ジャン・フォンティーヌは父親が自分のことを探していることをしらず、またエーベルハルトもエドモンド司祭が7の不満と3の頼みごとをエーベルハルトに伝えるために探していることを知らなかった。二人は町の中の騒ぎを気にしながらも、黙々と作業をこなしていた。クリスもまた父アベルから渡されたメモに書かれた品々を準備するのに集中をしていた。どんな勇者にもどんな賢者にも悪しき考えを持ち、それをなそうとする者の気配をすべて感じることも、陰謀を見破ることもできない。4人が再び病院を営むアベルの家に集まったとき、狂気に駆られた群衆はオデットの家に押しかけ、魔女の手掛かりを探して部屋中を荒らしてまわり、いくつかの彼らの探している答えを見つけた。そのうえでオデットの墓を掘り起し、遺体をバラバラにしたあとに火の中に投げ入れた。
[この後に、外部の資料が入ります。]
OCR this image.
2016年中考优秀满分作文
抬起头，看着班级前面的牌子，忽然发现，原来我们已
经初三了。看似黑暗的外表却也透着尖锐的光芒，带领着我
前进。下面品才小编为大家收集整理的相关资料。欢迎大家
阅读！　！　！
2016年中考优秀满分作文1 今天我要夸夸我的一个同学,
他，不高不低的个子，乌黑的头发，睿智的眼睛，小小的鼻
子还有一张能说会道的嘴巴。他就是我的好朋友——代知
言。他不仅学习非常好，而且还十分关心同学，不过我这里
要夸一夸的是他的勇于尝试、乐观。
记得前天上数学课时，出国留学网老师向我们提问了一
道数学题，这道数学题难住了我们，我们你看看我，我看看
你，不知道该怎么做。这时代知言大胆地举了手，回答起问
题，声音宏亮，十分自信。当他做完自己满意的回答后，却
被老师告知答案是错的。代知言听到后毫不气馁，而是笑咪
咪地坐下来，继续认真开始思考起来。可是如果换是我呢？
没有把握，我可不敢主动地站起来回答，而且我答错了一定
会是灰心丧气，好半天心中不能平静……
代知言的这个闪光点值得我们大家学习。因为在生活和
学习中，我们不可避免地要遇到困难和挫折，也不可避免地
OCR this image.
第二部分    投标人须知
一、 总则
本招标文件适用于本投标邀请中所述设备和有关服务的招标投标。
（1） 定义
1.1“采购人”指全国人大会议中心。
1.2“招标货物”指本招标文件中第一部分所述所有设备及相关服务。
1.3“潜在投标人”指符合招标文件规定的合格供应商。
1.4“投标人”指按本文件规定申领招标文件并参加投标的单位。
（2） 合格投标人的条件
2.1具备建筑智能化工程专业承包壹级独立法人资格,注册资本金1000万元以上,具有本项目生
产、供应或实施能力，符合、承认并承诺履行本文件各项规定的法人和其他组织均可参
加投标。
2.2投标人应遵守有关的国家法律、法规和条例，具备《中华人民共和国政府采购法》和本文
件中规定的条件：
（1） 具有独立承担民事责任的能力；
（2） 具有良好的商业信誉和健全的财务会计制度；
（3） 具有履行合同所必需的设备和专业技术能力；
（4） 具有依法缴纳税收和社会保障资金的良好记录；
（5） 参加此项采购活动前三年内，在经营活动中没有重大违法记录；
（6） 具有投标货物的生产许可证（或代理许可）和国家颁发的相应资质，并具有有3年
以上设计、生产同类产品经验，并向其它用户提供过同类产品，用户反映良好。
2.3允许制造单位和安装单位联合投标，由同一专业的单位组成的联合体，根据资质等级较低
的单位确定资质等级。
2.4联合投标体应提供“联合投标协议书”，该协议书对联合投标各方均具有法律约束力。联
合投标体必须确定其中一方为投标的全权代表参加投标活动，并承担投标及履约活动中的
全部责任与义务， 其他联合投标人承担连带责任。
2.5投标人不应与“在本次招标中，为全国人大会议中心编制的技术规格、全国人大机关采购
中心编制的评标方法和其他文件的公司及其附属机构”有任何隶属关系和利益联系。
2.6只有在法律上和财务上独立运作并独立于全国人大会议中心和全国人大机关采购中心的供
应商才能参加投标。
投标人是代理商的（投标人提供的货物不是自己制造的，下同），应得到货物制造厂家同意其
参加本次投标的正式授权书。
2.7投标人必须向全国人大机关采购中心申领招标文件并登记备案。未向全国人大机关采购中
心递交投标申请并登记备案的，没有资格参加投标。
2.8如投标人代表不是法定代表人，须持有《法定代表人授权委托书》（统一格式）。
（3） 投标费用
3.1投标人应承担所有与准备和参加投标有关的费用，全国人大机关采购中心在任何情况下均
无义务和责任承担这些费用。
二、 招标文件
「オデットと仲の良かったクリスティーヌはやはり何らかの関係があるにちがいない。実際にオデットはクリスティーヌから字を習ったりしていた。あの子が字を読めるようになったのはクリスティーヌが恐ろしい魔術の書を読ますためだったのではないのか」
一つの仮定、一つの妄想、そして強大な畏れが、あるものを見えなくし、ないものを見えたかのように思わせる。胴体からオデットの首を切り落としたとき、オデットは「クリス」と言いかけたというものまで現れた。そしてオデットを焼いた炎からでた煙は、クリスの家の方角へ向かって流れて行ったと誰かが言い出すと、男たちは手に農機具や工具を握りしめてクリスの住む家目指して歩き始めた。その後ろを恐る恐る女たちが続いた。
「本当にあの子なのかい」
「あの子はずっとこの町に住んでいるわけじゃないから、きっと南の町で悪魔に出会ったのさ」
「魔女を殺せば平和になるの」
「教会から来たというエドモンド司祭を呼んだ方がいいんじゃないの。エドガーじゃ頼りないし……」
こうしてエドモンド司祭は魔女裁判のエキスパートとして半ば町の人々に引っ張り出される形でこの魔女狩りの列に参加することになった。最初エドモンド司祭はそれを拒もうとしたが、この騒ぎの中であればエーベルハルトとの合流もできるかもしれないという打算も少しはあった。しかしそれは、最悪の形でなされることをエドモンド司祭には知る由もなかった。
その列を卑屈な笑みを浮かべながら見守る者がいた。長く伸ばした髪の毛を後ろで結わき、闇に溶け込むような暗い色をしたシャツにズボン。肌の色の白さが不気味なほどに目立つ。ひ弱そうに見えて、目は爛々と輝き、唇が異様に赤い。男は卑屈な笑みを浮かべながら、それでいて目はまったく笑っていなかった。すべてがアンバランスなのだ。
「クゥクックックッ……宴の始まりだ。踊れ! 踊るんだ! 狂ったように……クゥクックックッ……」
そしてその邪悪な気配に不快感を表す者もいた。
我は、闇の眷属なり。我、月の灯りとともにその姿を獣と変え、地を走り、闇を切り裂き、血を求めるなり。我の血は、神の理に叛き、闇に生き、光を忌み嫌うものなり。
清らかなることも邪なることを是とせず、非とせず。ただ闇の声に従うのみ。我の血に従うのみ。その血いわく、卑しきものを忌み、乏しきものを疎む。
我の血猛る。我の血を汚すものは我の牙により噛み千切られ、我の爪により引き裂かれる。